Saying a $60 million increase to financial aid is insufficient – and higher education cuts are too drastic – senators on the Higher Education Budget Division rejected the governor’s higher education budget plan on a partisan vote Thursday.
“Even with the budget shortfall, I don’t think it’s wise to undercut higher education,” said committee Chairwoman Sandra Pappas, DFL-St. Paul.
She added that Pawlenty’s $60 million Higher Education Services Office increase was insignificant compared to tuition increases and said $58 million would be used to cover the current deficiency in the Minnesota state grant program.
Committee Republicans were less concerned about increasing tuition.
Sen. Cal Larson, R-Fergus Falls, said students should be able to shoulder the tuition increases.
“Low tuition is welfare for the rich,” Larson said. He cited students taking spring break trips to Florida and driving nice cars as evidence the increases would not put a college education out of students’ reach.
“There’s all kinds of scholarships out there,” he said.
Finance Commissioner Dan McElroy appealed to the committee to encourage efficiency in the University and Minnesota State Colleges and Universities systems, no matter which bill legislators pass – even if that means cutting jobs.
“It’s often difficult to reduce jobs Ö but it’s better than reducing the core of the facilities,” McElroy said.
He said while the University has made strides in consolidating administrative offices, there is still room for improvement.
He added that budget shortfalls provide an opportunity to increase efficiency and shift money to classrooms.
DFL Sen. Larry Pogemiller, who represents the University’s Minneapolis campus, voted against the bill but said he doubted the committee would pass any higher education budget bill.
“I think Senator Pappas is trying to find a way to put a bill together, but that’s unlikely,” Pogemiller said. “The governor is saying we can’t have any more revenue. I feel very strongly that the governor is taking us in the wrong direction with higher education.”
The committee also gave new hope to bonding projects that former Gov. Jesse Ventura vetoed last year.
The committee approved a new bonding bill that would restore the projects’ funding to the Translational Research Facility and the Veterinary Diagnostic Laboratory in St. Paul, as well as funding for statewide outreach centers.

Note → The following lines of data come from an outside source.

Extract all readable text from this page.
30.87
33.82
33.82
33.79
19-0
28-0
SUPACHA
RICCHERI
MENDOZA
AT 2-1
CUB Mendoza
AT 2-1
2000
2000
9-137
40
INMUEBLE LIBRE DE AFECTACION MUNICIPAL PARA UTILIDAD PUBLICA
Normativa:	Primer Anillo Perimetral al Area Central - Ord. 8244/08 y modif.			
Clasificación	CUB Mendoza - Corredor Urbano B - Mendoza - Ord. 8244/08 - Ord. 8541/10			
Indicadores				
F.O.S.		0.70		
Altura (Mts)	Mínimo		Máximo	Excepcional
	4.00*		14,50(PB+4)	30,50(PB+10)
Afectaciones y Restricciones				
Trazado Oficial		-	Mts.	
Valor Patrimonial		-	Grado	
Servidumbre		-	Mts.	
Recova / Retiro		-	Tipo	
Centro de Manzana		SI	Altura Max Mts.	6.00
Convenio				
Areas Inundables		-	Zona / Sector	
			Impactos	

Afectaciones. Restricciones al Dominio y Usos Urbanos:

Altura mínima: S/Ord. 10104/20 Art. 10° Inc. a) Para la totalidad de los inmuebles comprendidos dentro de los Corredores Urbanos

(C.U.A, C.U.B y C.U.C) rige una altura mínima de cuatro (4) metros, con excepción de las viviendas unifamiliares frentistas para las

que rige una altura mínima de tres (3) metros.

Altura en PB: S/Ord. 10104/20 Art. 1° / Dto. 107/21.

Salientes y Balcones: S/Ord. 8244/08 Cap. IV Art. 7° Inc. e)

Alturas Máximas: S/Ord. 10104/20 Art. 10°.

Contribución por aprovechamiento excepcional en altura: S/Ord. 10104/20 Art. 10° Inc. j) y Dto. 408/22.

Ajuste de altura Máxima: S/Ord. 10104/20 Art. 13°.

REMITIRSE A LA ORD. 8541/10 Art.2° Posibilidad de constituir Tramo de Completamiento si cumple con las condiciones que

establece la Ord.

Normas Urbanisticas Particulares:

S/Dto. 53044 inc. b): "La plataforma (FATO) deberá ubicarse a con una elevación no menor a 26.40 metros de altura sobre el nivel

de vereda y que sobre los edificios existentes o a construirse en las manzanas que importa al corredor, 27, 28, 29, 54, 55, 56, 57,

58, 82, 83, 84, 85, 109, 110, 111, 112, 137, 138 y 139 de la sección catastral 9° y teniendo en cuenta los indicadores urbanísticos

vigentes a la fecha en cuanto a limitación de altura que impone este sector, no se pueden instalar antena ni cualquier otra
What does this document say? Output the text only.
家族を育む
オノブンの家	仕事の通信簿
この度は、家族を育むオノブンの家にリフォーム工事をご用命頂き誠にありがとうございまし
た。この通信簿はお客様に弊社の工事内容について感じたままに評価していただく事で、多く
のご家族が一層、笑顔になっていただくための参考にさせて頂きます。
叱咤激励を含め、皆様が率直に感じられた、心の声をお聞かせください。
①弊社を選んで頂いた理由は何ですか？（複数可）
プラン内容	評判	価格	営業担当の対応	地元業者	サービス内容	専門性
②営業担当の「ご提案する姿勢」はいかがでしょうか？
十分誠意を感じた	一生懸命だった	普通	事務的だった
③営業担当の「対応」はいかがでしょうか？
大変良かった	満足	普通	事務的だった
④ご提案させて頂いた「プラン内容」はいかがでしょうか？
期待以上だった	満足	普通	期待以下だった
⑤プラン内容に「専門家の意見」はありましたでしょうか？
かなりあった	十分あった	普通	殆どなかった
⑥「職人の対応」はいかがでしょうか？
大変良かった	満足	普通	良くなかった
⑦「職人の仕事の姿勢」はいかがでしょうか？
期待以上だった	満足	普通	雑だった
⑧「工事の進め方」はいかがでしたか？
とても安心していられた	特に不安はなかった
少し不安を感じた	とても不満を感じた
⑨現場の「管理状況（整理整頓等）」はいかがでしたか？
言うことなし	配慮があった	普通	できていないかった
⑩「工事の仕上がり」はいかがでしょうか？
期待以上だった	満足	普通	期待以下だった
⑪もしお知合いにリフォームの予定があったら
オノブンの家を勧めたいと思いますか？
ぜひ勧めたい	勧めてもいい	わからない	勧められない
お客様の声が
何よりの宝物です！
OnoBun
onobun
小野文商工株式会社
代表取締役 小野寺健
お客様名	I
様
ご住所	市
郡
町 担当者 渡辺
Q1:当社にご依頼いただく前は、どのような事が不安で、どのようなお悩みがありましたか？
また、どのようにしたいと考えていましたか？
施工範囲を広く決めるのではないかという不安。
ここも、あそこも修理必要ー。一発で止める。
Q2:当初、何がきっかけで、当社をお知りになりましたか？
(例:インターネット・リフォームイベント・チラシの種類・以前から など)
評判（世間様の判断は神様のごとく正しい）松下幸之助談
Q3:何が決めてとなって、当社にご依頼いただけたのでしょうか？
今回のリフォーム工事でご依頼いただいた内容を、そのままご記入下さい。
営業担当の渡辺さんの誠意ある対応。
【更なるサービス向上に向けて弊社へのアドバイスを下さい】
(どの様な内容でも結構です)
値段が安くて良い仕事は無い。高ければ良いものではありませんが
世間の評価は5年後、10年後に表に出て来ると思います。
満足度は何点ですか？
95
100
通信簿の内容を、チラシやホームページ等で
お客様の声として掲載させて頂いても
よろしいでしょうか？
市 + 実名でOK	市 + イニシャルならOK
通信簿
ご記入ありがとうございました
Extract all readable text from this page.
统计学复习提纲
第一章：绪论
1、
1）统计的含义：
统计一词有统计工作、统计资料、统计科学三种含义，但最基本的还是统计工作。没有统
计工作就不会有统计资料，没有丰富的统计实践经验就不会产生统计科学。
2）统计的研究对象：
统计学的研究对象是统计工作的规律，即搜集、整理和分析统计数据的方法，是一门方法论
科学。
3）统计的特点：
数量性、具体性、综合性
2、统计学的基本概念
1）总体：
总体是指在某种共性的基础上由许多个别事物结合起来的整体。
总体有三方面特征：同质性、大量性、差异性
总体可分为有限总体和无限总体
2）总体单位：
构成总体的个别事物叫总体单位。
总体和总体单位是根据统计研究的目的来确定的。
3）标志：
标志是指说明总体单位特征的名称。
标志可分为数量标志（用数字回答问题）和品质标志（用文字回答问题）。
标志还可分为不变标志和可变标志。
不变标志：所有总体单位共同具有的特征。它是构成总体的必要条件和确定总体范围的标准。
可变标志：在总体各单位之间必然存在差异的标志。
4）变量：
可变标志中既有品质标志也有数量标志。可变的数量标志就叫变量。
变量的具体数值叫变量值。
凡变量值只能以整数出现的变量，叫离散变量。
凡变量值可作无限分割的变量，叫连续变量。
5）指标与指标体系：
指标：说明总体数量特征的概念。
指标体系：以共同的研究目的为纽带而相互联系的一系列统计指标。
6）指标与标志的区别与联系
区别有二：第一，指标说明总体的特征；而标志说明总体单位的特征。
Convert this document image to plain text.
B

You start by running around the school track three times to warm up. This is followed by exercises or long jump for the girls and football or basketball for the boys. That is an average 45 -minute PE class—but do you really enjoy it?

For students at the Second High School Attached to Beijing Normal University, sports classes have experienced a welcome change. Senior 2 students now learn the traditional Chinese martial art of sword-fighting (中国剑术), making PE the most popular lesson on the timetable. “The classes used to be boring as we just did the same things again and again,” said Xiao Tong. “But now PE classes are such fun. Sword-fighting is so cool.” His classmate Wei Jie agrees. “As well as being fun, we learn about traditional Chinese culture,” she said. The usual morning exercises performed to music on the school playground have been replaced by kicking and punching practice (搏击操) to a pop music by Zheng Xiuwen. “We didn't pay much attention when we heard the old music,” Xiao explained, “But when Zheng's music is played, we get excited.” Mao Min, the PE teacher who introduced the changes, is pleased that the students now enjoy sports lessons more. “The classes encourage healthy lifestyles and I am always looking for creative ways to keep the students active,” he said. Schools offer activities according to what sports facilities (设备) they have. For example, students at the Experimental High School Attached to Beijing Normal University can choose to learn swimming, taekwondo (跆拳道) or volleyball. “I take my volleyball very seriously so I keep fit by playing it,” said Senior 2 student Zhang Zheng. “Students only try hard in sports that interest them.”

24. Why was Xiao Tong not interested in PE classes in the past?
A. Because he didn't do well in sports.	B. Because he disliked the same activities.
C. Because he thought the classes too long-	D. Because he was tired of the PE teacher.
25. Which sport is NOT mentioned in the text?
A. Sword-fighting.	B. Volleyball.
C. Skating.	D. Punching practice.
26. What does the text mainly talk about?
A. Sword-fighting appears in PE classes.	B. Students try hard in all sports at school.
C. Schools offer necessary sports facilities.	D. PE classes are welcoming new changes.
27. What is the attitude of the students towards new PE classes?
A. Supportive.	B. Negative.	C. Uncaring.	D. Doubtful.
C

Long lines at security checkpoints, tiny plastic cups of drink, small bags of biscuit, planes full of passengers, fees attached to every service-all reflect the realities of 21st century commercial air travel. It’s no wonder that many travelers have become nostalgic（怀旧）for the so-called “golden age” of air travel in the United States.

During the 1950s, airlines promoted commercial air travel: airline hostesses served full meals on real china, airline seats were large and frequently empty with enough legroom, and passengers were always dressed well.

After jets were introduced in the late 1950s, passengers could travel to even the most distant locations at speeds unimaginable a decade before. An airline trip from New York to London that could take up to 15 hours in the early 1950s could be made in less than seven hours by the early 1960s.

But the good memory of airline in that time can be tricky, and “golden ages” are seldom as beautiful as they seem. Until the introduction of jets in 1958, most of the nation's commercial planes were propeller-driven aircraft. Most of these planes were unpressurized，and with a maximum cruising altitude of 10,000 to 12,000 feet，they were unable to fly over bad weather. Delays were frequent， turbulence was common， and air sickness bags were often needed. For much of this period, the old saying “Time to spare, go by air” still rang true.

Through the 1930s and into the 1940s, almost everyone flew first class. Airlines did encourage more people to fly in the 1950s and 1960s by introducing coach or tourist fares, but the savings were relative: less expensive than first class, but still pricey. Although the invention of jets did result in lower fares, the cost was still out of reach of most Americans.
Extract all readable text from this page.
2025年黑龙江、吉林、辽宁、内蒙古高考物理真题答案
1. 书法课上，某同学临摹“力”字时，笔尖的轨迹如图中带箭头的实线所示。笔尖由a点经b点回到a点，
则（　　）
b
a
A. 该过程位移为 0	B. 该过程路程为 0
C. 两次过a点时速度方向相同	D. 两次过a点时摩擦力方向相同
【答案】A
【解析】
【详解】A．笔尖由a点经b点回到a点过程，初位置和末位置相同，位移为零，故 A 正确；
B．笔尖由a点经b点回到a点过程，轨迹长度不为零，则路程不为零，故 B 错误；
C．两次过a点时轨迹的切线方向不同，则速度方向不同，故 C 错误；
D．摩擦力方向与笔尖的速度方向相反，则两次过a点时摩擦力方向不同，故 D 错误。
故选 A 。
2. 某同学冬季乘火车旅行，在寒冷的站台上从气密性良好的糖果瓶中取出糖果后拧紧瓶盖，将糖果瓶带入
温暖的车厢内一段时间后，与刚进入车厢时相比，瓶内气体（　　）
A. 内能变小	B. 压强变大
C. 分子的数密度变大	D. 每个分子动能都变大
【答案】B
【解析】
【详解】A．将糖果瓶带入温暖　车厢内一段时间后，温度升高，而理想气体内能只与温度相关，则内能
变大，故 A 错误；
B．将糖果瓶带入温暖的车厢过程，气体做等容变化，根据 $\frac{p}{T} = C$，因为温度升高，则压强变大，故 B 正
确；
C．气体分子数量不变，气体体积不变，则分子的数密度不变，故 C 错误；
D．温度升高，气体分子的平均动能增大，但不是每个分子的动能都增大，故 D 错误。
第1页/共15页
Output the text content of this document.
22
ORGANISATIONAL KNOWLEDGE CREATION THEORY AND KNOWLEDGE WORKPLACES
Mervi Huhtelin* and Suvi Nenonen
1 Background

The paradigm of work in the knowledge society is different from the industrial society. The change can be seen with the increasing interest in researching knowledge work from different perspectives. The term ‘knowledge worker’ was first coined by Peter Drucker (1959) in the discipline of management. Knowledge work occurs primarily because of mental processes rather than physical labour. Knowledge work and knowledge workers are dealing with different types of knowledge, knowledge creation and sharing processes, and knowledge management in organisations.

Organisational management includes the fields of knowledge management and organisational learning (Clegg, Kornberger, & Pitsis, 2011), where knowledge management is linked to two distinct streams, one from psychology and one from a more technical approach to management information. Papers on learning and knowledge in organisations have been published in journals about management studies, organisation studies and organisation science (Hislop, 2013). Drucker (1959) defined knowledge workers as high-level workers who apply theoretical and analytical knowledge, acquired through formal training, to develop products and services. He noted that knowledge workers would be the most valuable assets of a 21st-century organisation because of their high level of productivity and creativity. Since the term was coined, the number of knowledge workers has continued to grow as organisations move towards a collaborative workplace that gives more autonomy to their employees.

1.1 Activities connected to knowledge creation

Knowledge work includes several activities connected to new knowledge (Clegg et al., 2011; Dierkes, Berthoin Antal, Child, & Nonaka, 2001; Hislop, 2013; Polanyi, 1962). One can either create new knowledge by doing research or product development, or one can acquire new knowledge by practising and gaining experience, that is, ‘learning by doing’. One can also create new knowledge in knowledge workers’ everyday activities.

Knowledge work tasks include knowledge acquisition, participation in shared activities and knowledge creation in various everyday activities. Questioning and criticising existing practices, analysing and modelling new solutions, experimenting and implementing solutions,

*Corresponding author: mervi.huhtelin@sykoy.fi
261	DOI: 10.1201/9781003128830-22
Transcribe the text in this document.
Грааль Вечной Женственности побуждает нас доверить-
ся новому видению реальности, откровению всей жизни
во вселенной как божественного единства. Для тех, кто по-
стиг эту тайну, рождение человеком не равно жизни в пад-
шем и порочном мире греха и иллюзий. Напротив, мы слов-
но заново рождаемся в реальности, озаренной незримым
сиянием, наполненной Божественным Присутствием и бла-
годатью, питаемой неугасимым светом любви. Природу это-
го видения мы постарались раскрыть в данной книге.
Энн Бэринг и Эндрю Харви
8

“We’re hopeful that the governor will approve the projects,” Pogemiller said. He added that he was certain the Senate would approve the bonding bill.
Last week, the House Capital Investment Committee was not as receptive to the bonding projects.
Although the committee took no vote, Chairman Phil Krinkie, R-Shoreview, encouraged the University to make its own bonding arrangements to pay for projects such as the Translational Research Facility.
The Senate committee also approved a measure that would increase the University’s bonding limit – currently $650 million – to $800 million.
University representatives testified the institution will exceed the $650 million limit by June 2004.